Striking off involves voluntarily removing your company from the Companies House register, effectively dissolving it. This option is suitable for companies with no assets or liabilities. Benefits: Low cost: The Companies House fee for striking off is relatively inexpensive.

How do I cash out my business? ›

“C corporation” is the IRS's standard corporate designation. Shareholders, or owners, of C corporations, can take money out of the company in two ways: salary and wages or dividends. These corporations pay income taxes on all profit, including profit distributed to shareholders.

What to do when shutting down a business? ›

Follow these steps to closing your business:
  1. Decide to close. ...
  2. File dissolution documents. ...
  3. Cancel registrations, permits, licenses, and business names. ...
  4. Comply with employment and labor laws. ...
  5. Resolve financial obligations. ...
  6. Maintain records.
May 23, 2023

What is the difference between dissolving and terminating an LLC? ›

Although some people confuse dissolution and termination, dissolution does not terminate an LLC's existence. What it does is change the purpose of its existence. Instead of conducting whatever business it conducted before, a dissolved LLC exists solely for the purpose of winding up and liquidating.

At what point should a business shut down? ›

If you're consistently losing money, unable to generate sufficient revenue, or facing insurmountable debt, it may be a sign that it's time to close. Evaluate whether there are viable solutions to turn the business around or if it's more financially feasible to close.

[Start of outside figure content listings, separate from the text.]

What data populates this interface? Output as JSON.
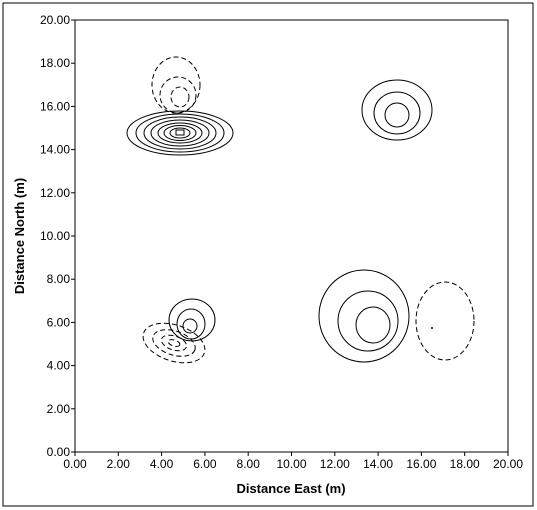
{
  "chart_data": {
    "type": "contour",
    "xlabel": "Distance East (m)",
    "ylabel": "Distance North (m)",
    "xlim": [
      0,
      20
    ],
    "ylim": [
      0,
      20
    ],
    "xticks": [
      {
        "value": 0,
        "label": "0.00"
      },
      {
        "value": 2,
        "label": "2.00"
      },
      {
        "value": 4,
        "label": "4.00"
      },
      {
        "value": 6,
        "label": "6.00"
      },
      {
        "value": 8,
        "label": "8.00"
      },
      {
        "value": 10,
        "label": "10.00"
      },
      {
        "value": 12,
        "label": "12.00"
      },
      {
        "value": 14,
        "label": "14.00"
      },
      {
        "value": 16,
        "label": "16.00"
      },
      {
        "value": 18,
        "label": "18.00"
      },
      {
        "value": 20,
        "label": "20.00"
      }
    ],
    "yticks": [
      {
        "value": 0,
        "label": "0.00"
      },
      {
        "value": 2,
        "label": "2.00"
      },
      {
        "value": 4,
        "label": "4.00"
      },
      {
        "value": 6,
        "label": "6.00"
      },
      {
        "value": 8,
        "label": "8.00"
      },
      {
        "value": 10,
        "label": "10.00"
      },
      {
        "value": 12,
        "label": "12.00"
      },
      {
        "value": 14,
        "label": "14.00"
      },
      {
        "value": 16,
        "label": "16.00"
      },
      {
        "value": 18,
        "label": "18.00"
      },
      {
        "value": 20,
        "label": "20.00"
      }
    ]
  }
}
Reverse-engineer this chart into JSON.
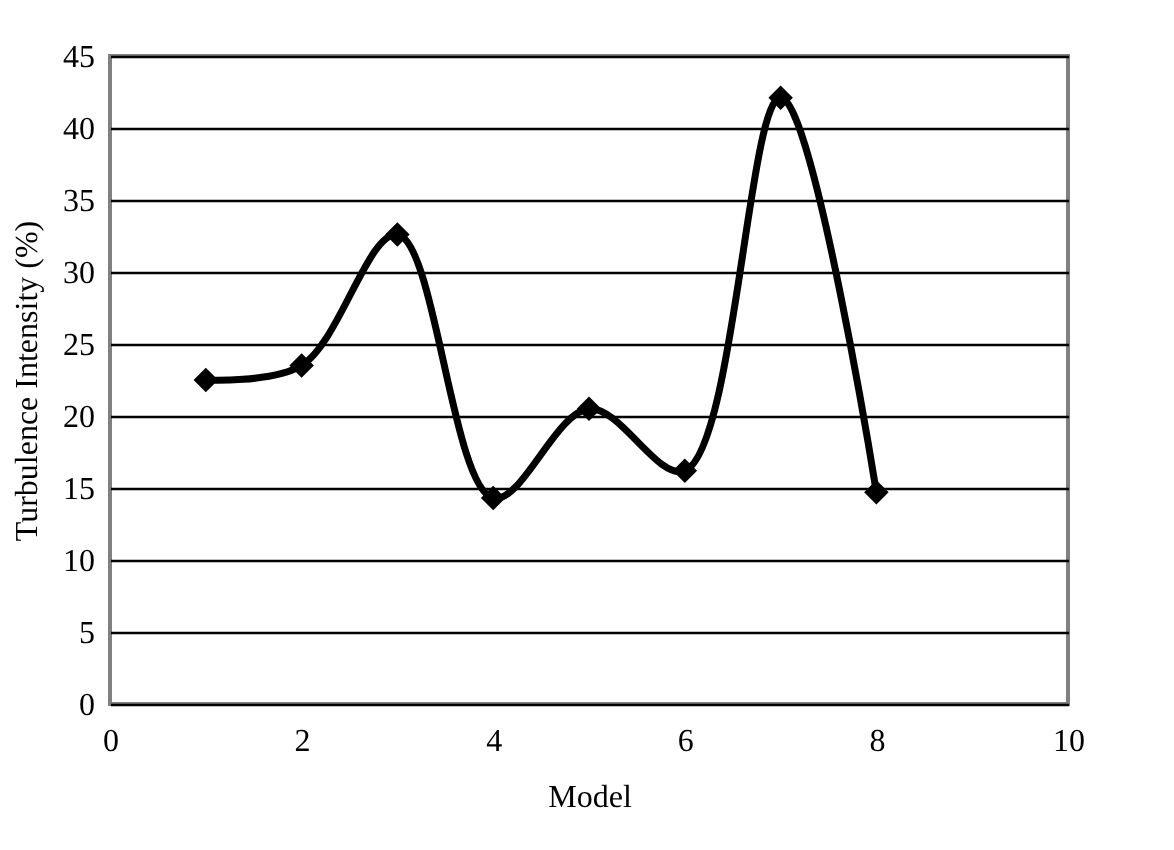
{
  "chart_data": {
    "type": "line",
    "xlabel": "Model",
    "ylabel": "Turbulence Intensity (%)",
    "x": [
      1,
      2,
      3,
      4,
      5,
      6,
      7,
      8
    ],
    "series": [
      {
        "color": "#000000",
        "values": [
          22.5,
          23.5,
          32.6,
          14.3,
          20.5,
          16.2,
          42.1,
          14.7
        ]
      }
    ],
    "xlim": [
      0,
      10
    ],
    "xticks": [
      0,
      2,
      4,
      6,
      8,
      10
    ],
    "ylim": [
      0,
      45
    ],
    "yticks": [
      0,
      5,
      10,
      15,
      20,
      25,
      30,
      35,
      40,
      45
    ],
    "grid": "y",
    "legend": false,
    "marker": "diamond",
    "line_style": "solid"
  }
}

What are the 4 steps in the closing process? ›

The 4 Steps in the Closing Process
  • Close revenue accounts to income summary (income summary is a temporary account)
  • Close expense accounts to income summary.
  • Close income summary to retained earnings.
  • Close dividends (or withdrawals) to retained earnings.

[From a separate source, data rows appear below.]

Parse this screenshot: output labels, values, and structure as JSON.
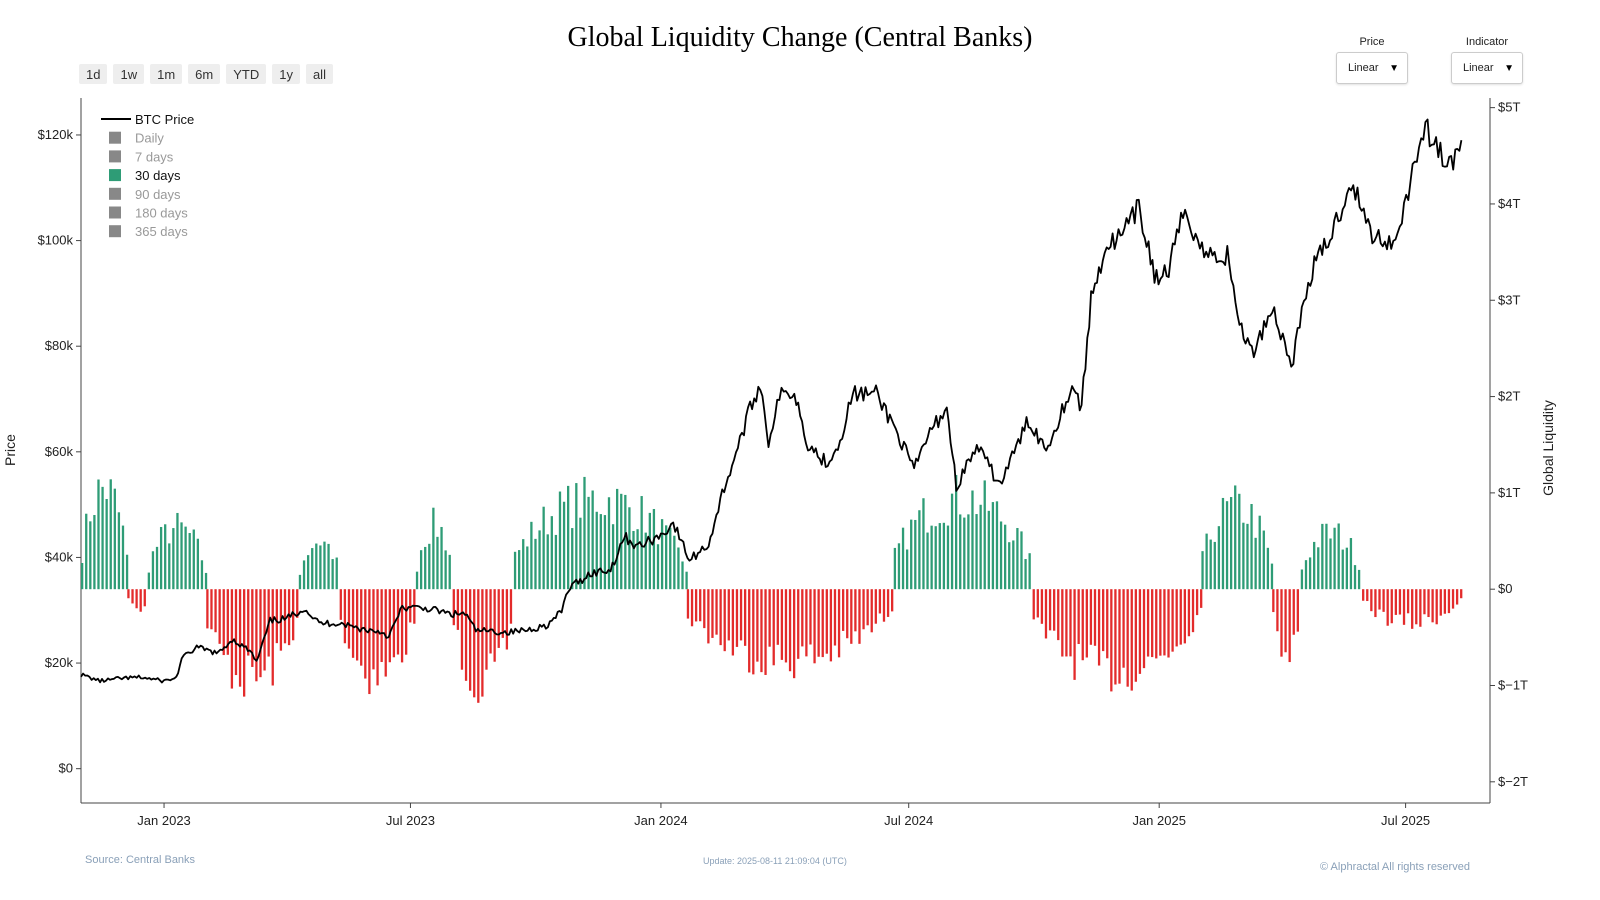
{
  "title": "Global Liquidity Change (Central Banks)",
  "range_buttons": [
    "1d",
    "1w",
    "1m",
    "6m",
    "YTD",
    "1y",
    "all"
  ],
  "dropdowns": {
    "price": {
      "label": "Price",
      "value": "Linear"
    },
    "indicator": {
      "label": "Indicator",
      "value": "Linear"
    }
  },
  "footer": {
    "source": "Source: Central Banks",
    "update": "Update: 2025-08-11 21:09:04 (UTC)",
    "copyright": "© Alphractal All rights reserved"
  },
  "colors": {
    "positive": "#2e9c76",
    "negative": "#e32b2b",
    "price_line": "#000000",
    "legend_inactive": "#888888",
    "legend_active": "#2e9c76"
  },
  "chart_data": {
    "type": "bar",
    "x_range": [
      "2022-11-01",
      "2025-09-01"
    ],
    "x_ticks": [
      {
        "date": "2023-01-01",
        "label": "Jan 2023"
      },
      {
        "date": "2023-07-01",
        "label": "Jul 2023"
      },
      {
        "date": "2024-01-01",
        "label": "Jan 2024"
      },
      {
        "date": "2024-07-01",
        "label": "Jul 2024"
      },
      {
        "date": "2025-01-01",
        "label": "Jan 2025"
      },
      {
        "date": "2025-07-01",
        "label": "Jul 2025"
      }
    ],
    "y_left": {
      "label": "Price",
      "range": [
        -6500,
        127000
      ],
      "ticks": [
        {
          "value": 0,
          "label": "$0"
        },
        {
          "value": 20000,
          "label": "$20k"
        },
        {
          "value": 40000,
          "label": "$40k"
        },
        {
          "value": 60000,
          "label": "$60k"
        },
        {
          "value": 80000,
          "label": "$80k"
        },
        {
          "value": 100000,
          "label": "$100k"
        },
        {
          "value": 120000,
          "label": "$120k"
        }
      ]
    },
    "y_right": {
      "label": "Global Liquidity",
      "range": [
        -2.22,
        5.1
      ],
      "ticks": [
        {
          "value": 5,
          "label": "$5T"
        },
        {
          "value": 4,
          "label": "$4T"
        },
        {
          "value": 3,
          "label": "$3T"
        },
        {
          "value": 2,
          "label": "$2T"
        },
        {
          "value": 1,
          "label": "$1T"
        },
        {
          "value": 0,
          "label": "$0"
        },
        {
          "value": -1,
          "label": "$−1T"
        },
        {
          "value": -2,
          "label": "$−2T"
        }
      ]
    },
    "legend": {
      "position": "top-left",
      "items": [
        {
          "name": "BTC Price",
          "kind": "line",
          "active": true
        },
        {
          "name": "Daily",
          "kind": "box",
          "active": false
        },
        {
          "name": "7 days",
          "kind": "box",
          "active": false
        },
        {
          "name": "30 days",
          "kind": "box",
          "active": true
        },
        {
          "name": "90 days",
          "kind": "box",
          "active": false
        },
        {
          "name": "180 days",
          "kind": "box",
          "active": false
        },
        {
          "name": "365 days",
          "kind": "box",
          "active": false
        }
      ]
    },
    "series": [
      {
        "name": "BTC Price",
        "type": "line",
        "axis": "left",
        "points": [
          [
            "2022-11-01",
            17800
          ],
          [
            "2022-11-15",
            16600
          ],
          [
            "2022-12-01",
            17100
          ],
          [
            "2022-12-15",
            17300
          ],
          [
            "2023-01-01",
            16600
          ],
          [
            "2023-01-10",
            17200
          ],
          [
            "2023-01-14",
            20800
          ],
          [
            "2023-01-25",
            23000
          ],
          [
            "2023-02-10",
            21800
          ],
          [
            "2023-02-20",
            24500
          ],
          [
            "2023-03-05",
            22300
          ],
          [
            "2023-03-10",
            20200
          ],
          [
            "2023-03-20",
            28000
          ],
          [
            "2023-04-01",
            28400
          ],
          [
            "2023-04-14",
            30400
          ],
          [
            "2023-04-25",
            27500
          ],
          [
            "2023-05-10",
            27600
          ],
          [
            "2023-05-25",
            26500
          ],
          [
            "2023-06-10",
            25900
          ],
          [
            "2023-06-15",
            25000
          ],
          [
            "2023-06-25",
            30500
          ],
          [
            "2023-07-15",
            30300
          ],
          [
            "2023-07-31",
            29200
          ],
          [
            "2023-08-10",
            29400
          ],
          [
            "2023-08-18",
            26200
          ],
          [
            "2023-09-10",
            25800
          ],
          [
            "2023-09-25",
            26300
          ],
          [
            "2023-10-10",
            27200
          ],
          [
            "2023-10-20",
            29800
          ],
          [
            "2023-10-25",
            34000
          ],
          [
            "2023-11-10",
            37000
          ],
          [
            "2023-11-25",
            37700
          ],
          [
            "2023-12-05",
            44000
          ],
          [
            "2023-12-15",
            42000
          ],
          [
            "2024-01-01",
            44200
          ],
          [
            "2024-01-10",
            46500
          ],
          [
            "2024-01-22",
            39500
          ],
          [
            "2024-02-05",
            42500
          ],
          [
            "2024-02-15",
            52000
          ],
          [
            "2024-02-28",
            62000
          ],
          [
            "2024-03-05",
            67000
          ],
          [
            "2024-03-14",
            73000
          ],
          [
            "2024-03-20",
            62000
          ],
          [
            "2024-03-28",
            70500
          ],
          [
            "2024-04-08",
            71500
          ],
          [
            "2024-04-18",
            61500
          ],
          [
            "2024-05-01",
            58000
          ],
          [
            "2024-05-10",
            61000
          ],
          [
            "2024-05-21",
            71000
          ],
          [
            "2024-06-07",
            71000
          ],
          [
            "2024-06-20",
            65000
          ],
          [
            "2024-07-05",
            56500
          ],
          [
            "2024-07-15",
            63000
          ],
          [
            "2024-07-29",
            68500
          ],
          [
            "2024-08-05",
            53500
          ],
          [
            "2024-08-20",
            61000
          ],
          [
            "2024-09-06",
            53800
          ],
          [
            "2024-09-27",
            66000
          ],
          [
            "2024-10-10",
            60500
          ],
          [
            "2024-10-29",
            72500
          ],
          [
            "2024-11-05",
            68500
          ],
          [
            "2024-11-12",
            89000
          ],
          [
            "2024-11-22",
            98500
          ],
          [
            "2024-12-05",
            101000
          ],
          [
            "2024-12-17",
            106000
          ],
          [
            "2024-12-30",
            92500
          ],
          [
            "2025-01-08",
            94500
          ],
          [
            "2025-01-20",
            106000
          ],
          [
            "2025-02-03",
            97500
          ],
          [
            "2025-02-20",
            97000
          ],
          [
            "2025-03-01",
            84500
          ],
          [
            "2025-03-10",
            78500
          ],
          [
            "2025-03-25",
            87500
          ],
          [
            "2025-04-08",
            76500
          ],
          [
            "2025-04-22",
            93500
          ],
          [
            "2025-05-08",
            101500
          ],
          [
            "2025-05-22",
            111500
          ],
          [
            "2025-06-05",
            101500
          ],
          [
            "2025-06-22",
            99500
          ],
          [
            "2025-07-03",
            109500
          ],
          [
            "2025-07-14",
            121500
          ],
          [
            "2025-07-25",
            117500
          ],
          [
            "2025-08-02",
            113500
          ],
          [
            "2025-08-11",
            119000
          ]
        ]
      },
      {
        "name": "30 days",
        "type": "bar",
        "axis": "right",
        "segments": [
          {
            "start": "2022-11-01",
            "end": "2022-12-05",
            "peak": 1.35
          },
          {
            "start": "2022-12-05",
            "end": "2022-12-20",
            "peak": -0.28
          },
          {
            "start": "2022-12-20",
            "end": "2023-02-01",
            "peak": 0.82
          },
          {
            "start": "2023-02-01",
            "end": "2023-04-10",
            "peak": -1.2
          },
          {
            "start": "2023-04-10",
            "end": "2023-05-10",
            "peak": 0.65
          },
          {
            "start": "2023-05-10",
            "end": "2023-07-05",
            "peak": -1.15
          },
          {
            "start": "2023-07-05",
            "end": "2023-08-01",
            "peak": 0.85
          },
          {
            "start": "2023-08-01",
            "end": "2023-09-15",
            "peak": -1.25
          },
          {
            "start": "2023-09-15",
            "end": "2024-01-20",
            "peak": 1.2
          },
          {
            "start": "2024-01-20",
            "end": "2024-06-20",
            "peak": -0.95
          },
          {
            "start": "2024-06-20",
            "end": "2024-09-30",
            "peak": 1.22
          },
          {
            "start": "2024-09-30",
            "end": "2025-02-01",
            "peak": -1.1
          },
          {
            "start": "2025-02-01",
            "end": "2025-03-25",
            "peak": 1.1
          },
          {
            "start": "2025-03-25",
            "end": "2025-04-15",
            "peak": -0.82
          },
          {
            "start": "2025-04-15",
            "end": "2025-05-30",
            "peak": 0.75
          },
          {
            "start": "2025-05-30",
            "end": "2025-08-11",
            "peak": -0.45
          }
        ]
      }
    ]
  }
}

What are the steps of the closing process in order? ›

10 Steps to Closing on a House
  1. Deposit earnest money. ...
  2. Complete your mortgage application. ...
  3. Conduct a title search and order title insurance. ...
  4. Schedule a home inspection. ...
  5. Pay for an appraisal. ...
  6. Buy homeowners insurance. ...
  7. Finalize the loan with your lender. ...
  8. Do a final walkthrough.

How long does it take to shut down a business? ›

The rest of the dissolution process will take time. The actual amount of time depends on your type of business and the reason(s) for dissolution, but you can expect it to last at least several months. Having a business checklist can make the process easier.

What is closing procedure? ›

The closing procedure, in the context of accounting, refers to the process of finalizing financial records and statements for a specific accounting period, such as a month, quarter, or year.

Top Articles
Latest Posts
Article information

Author: Msgr. Benton Quitzon

Last Updated:

Views: 6321

Rating: 4.2 / 5 (63 voted)

Reviews: 94% of readers found this page helpful

Author information

Name: Msgr. Benton Quitzon

Birthday: 2001-08-13

Address: 96487 Kris Cliff, Teresiafurt, WI 95201

Phone: +9418513585781

Job: Senior Designer

Hobby: Calligraphy, Rowing, Vacation, Geocaching, Web surfing, Electronics, Electronics

Introduction: My name is Msgr. Benton Quitzon, I am a comfortable, charming, thankful, happy, adventurous, handsome, precious person who loves writing and wants to share my knowledge and understanding with you.